Introduction

Image restortation은 대부분 pair한 dataset이 필요하다. 하지만 이를 구하는 것은 어려워서 CycleGAN을 이용하여 Image Restoration을 진행하는 경우가 있다. 하지만 CycleGAN과 같은 Image to Image translation과 DIRT와 같은 unsupervised domain adaptation은 다음과 같은 단점을 가지고 있다.

Indistint Domain Boundary

Horse to zebra와 같이 image translation은 분명한 domain boundary가 존재한다. 하지만 image restoration은 noise level과 복잡한 backbond가 domain boundary를 희미하게 만들어서 이미지 퀄리티가 낮아진다.

Weak Representation

Unsupervised Domain Adaptation은 high-level representation만 추출한다. 이는 domain shift problem을 야기하여 low-quality reconstruction을 만들어낸다.

Poor Generalization

One-to-one image translation은 semantic representation과 texture representation을 분리하여 잡아내기 힘들다.

따라서 이 논문에서 위의 문제를 해결하며 다음의 contribution을 남겼다.

Image restoration분야에서 unsuperviesd representation learning method를 제안했다.
Dual domain constraint를 통해 semantic representation과 texture representation; 두 개의 representation을 분리했다.
Domain transfer를 통해 unsupervised image restoration을 제안했다.

The Proposed Method

먼저 문제에 대한 정의를 하겠다. $\mathcal{X}$를 Noisy Image Domain, $\mathcal{Y}$를 Clean Image Domain이라고 하겠다. Encoder는 각각의 도메인을 같은 vector space인 shared-latent space $\mathcal{Z}$로 projection 시킨다. 따라서 vector space에 대하여 다음의 식이 성립한다.

\[z=E_\mathcal{X}(x)=E_\mathcal{Y}(y)\]

Generator는 shared-latent space $\mathcal{Z}$에서 image를 만들어낸다. 따라서 다음과 같은 식이 성립한다.

\[x=G_\mathcal{X}(z),y=G_\mathcal{Y}(z)\]

이 때 각각의 도메인에대해 Encoder와 Generator는 $\{E_\mathcal{X}, G_\mathcal{X}\}, \{E_\mathcal{Y}, G_\mathcal{Y}\}$ 각각 존재한다. 각각의 encoder가 shared-latent space $\mathcal{Z}$로 projection을 시킨다고 하더라도 각각의 latent vector는 다르다. 따라서 latent vector를 구분하여 적어주겠다.

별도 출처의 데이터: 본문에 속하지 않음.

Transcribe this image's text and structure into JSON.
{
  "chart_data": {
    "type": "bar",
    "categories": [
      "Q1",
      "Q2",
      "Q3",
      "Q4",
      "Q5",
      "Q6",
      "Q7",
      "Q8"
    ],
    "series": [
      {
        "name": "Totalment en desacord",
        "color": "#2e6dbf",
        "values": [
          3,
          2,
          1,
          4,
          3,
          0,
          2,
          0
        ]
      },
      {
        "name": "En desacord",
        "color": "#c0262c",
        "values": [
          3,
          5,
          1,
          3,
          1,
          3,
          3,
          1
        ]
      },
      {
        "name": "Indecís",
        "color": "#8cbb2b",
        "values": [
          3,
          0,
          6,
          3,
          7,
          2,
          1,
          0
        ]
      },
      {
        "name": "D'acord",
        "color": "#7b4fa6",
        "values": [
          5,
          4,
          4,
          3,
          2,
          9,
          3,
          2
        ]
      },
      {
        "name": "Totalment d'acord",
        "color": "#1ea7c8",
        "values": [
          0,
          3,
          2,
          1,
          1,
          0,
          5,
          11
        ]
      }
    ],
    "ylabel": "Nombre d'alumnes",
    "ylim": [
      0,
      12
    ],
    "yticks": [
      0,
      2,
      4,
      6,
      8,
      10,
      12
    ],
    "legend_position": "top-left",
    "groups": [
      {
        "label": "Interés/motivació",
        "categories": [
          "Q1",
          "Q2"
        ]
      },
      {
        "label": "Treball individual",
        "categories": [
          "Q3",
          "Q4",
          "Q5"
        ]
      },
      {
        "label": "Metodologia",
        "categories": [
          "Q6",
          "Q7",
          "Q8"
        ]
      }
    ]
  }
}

\[z_\mathcal{X}=E_\mathcal{X}(x), z_\mathcal{Y}=E_\mathcal{Y}(y)\]

따라서 우리가 하고싶어하는 Image restoration과정은 다음과 같다.

\[F^{\mathcal{X}\rightarrow\mathcal{Y}}(x)=G_\mathcal{Y}(z_\mathcal{X})\]

Discrete Representation Learning

먼저 one-to-one image translation의 poor generalization 문제를 해결하기 위해 semantic representation과 texture(noise) representation을 분리시켜야한다. 따라서 저자는 다음 4가지의 방법론을 제시했다.

Detangling Representation
Forward Cross Translation
Backward Cross Reconstruction
Adversarial Domain Adaptation

Detangling Representation

먼저 extra noise encoder($E_\mathcal{X}^N$)을 도입을 한다. $E_\mathcal{X}^N$은 noise를 나타내는 texture latent vector를 뽑아내는 역할로 이를 도입해서 semantic representation과 texture representation을 분리했다. 이를 통해 $z_\mathcal{X}$와$z_\mathcal{Y}$는 같은 distribution을 가지게 된다. 만약 noise image를 self-reconstruction하려면$x=G_\mathcal{X}(z_\mathcal{X}, z_\mathcal{X}^N)$$$을 통하여 같이 reconstruction하면 된다.

Forward Cross Translation

CycleGAN처럼 noise image에서 clean image 변환과 clean image에서 noise이미지의 변환이 되어야한다. 따라서 다음과 같은 방법으로 이미지 변환을 한다. 이 때 $\mathcal{Y}$에 $\mathcal{X}$의 noise를 추가하기 위해 $z_\mathcal{X}^N$를 이용한다.

Noise image → clean image: $\tilde{x}^{\mathcal{X}\rightarrow\mathcal{Y}} =G_\mathcal{Y}(z_\mathcal{X})$
Clean image → noise image: $\tilde{y}^{\mathcal{Y}\rightarrow\mathcal{X}} =G_\mathcal{X}(z_\mathcal{Y}\oplus z_\mathcal{X}^N)$

Backward Cross Translation

Forward cross translation을 했으니 backward cross translation을 할 수 있다. 이 때 $\mathcal{X}$에 $\mathcal{Y}$의 noise를 추가하기 위해 $E_\mathcal{X}^N(\tilde{y}^{\mathcal{Y}\rightarrow\mathcal{X}})$$를 이용한다.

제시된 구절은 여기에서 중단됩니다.